格子ルバーは、基本的には水平フインによる照射角度θの遮蔽効果と、垂直ルバーの方位照射角度の遮蔽効果との重ね合わせと考えてよい。
【0004】
【発明が解決しようとする課題】
カーテンやブラインドによる遮光手段にあっては、室内に太陽熱が取り込まれるため、断熱効果が半減してしまう問題点があるし、また通風を妨げたり、視界を遮ったりする問題点もあった。

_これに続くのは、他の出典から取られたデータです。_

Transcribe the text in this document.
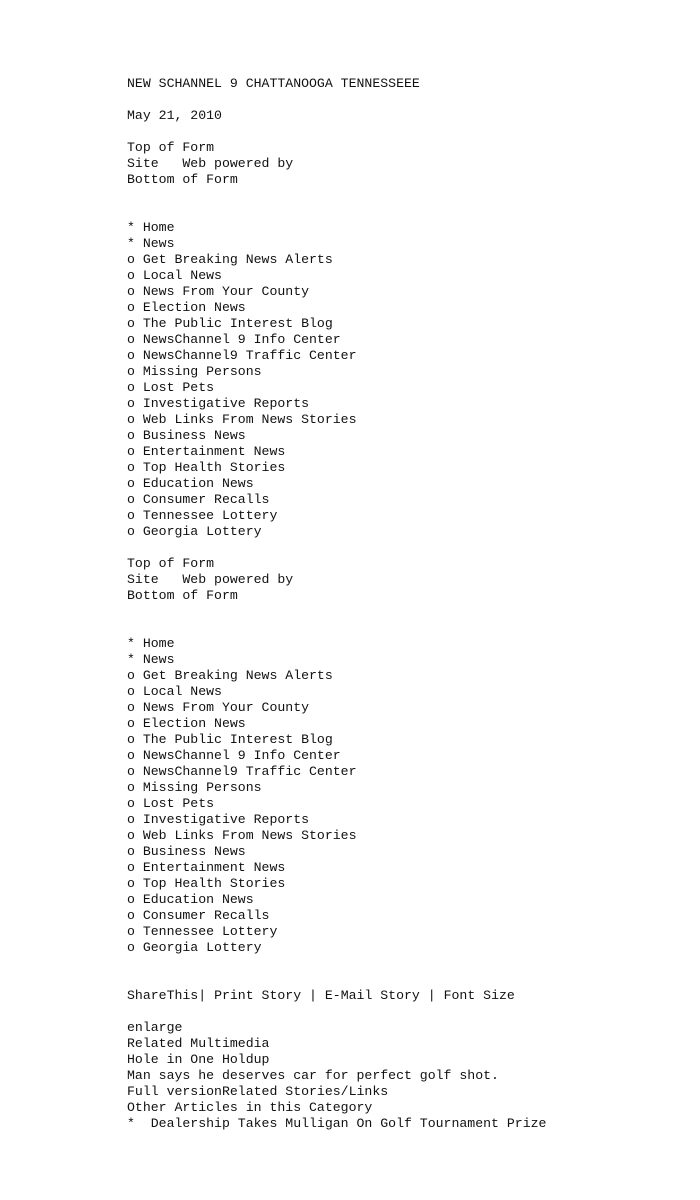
NEW SCHANNEL 9 CHATTANOOGA TENNESSEEE
May 21, 2010
Top of Form
Site   Web powered by
Bottom of Form
* Home
* News
o Get Breaking News Alerts
o Local News
o News From Your County
o Election News
o The Public Interest Blog
o NewsChannel 9 Info Center
o NewsChannel9 Traffic Center
o Missing Persons
o Lost Pets
o Investigative Reports
o Web Links From News Stories
o Business News
o Entertainment News
o Top Health Stories
o Education News
o Consumer Recalls
o Tennessee Lottery
o Georgia Lottery
Top of Form
Site   Web powered by
Bottom of Form
* Home
* News
o Get Breaking News Alerts
o Local News
o News From Your County
o Election News
o The Public Interest Blog
o NewsChannel 9 Info Center
o NewsChannel9 Traffic Center
o Missing Persons
o Lost Pets
o Investigative Reports
o Web Links From News Stories
o Business News
o Entertainment News
o Top Health Stories
o Education News
o Consumer Recalls
o Tennessee Lottery
o Georgia Lottery
ShareThis| Print Story | E-Mail Story | Font Size
enlarge
Related Multimedia
Hole in One Holdup
Man says he deserves car for perfect golf shot.
Full versionRelated Stories/Links
Other Articles in this Category
*  Dealership Takes Mulligan On Golf Tournament Prize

また垂直ルバーにあっては、正面方向には効果が少なく、NEとNW向きか、又は可動型としない限り、完全な遮蔽が不可能になる問題点があるし、格子ルバーにあっては、太陽の低照射角時にはあまり効果がないので、水平ルバーより若干守備範囲の広がった遮光効果しか得るれない問題点があった。
【0005】
夏期に窓から室内に太陽光が照射すると、その太陽熱によって室内の温度が高められ、特に南向きや西向きの部屋では相当の暑さになり、その部屋で長時間生活し得なくなる問題点があった。これらの部屋に冷房装置を取付け、冷房装置によって室内温度を低下すれば、長時間の生活も可能となるが、太陽熱によって上昇する室内温度分、余分に冷房エネルギーを必要とする問題点があった。
夏期の遮光手段を設けると、その分、冷房エネルギーを軽減し得るが、遮光手段により冬期も太陽光を遮断すると、太陽光による室内温度の上昇を妨げる問題点があった。
【0006】
太陽熱による夏期室内温度の上昇、遮光による冬期室内温度の低下は、冷暖房装置によって調整されていたため、その分、余分に冷暖房エネルギーを消費し、電気代や燃料代が高くなる問題点があると共に、資源の無駄使いにもなる問題点があった。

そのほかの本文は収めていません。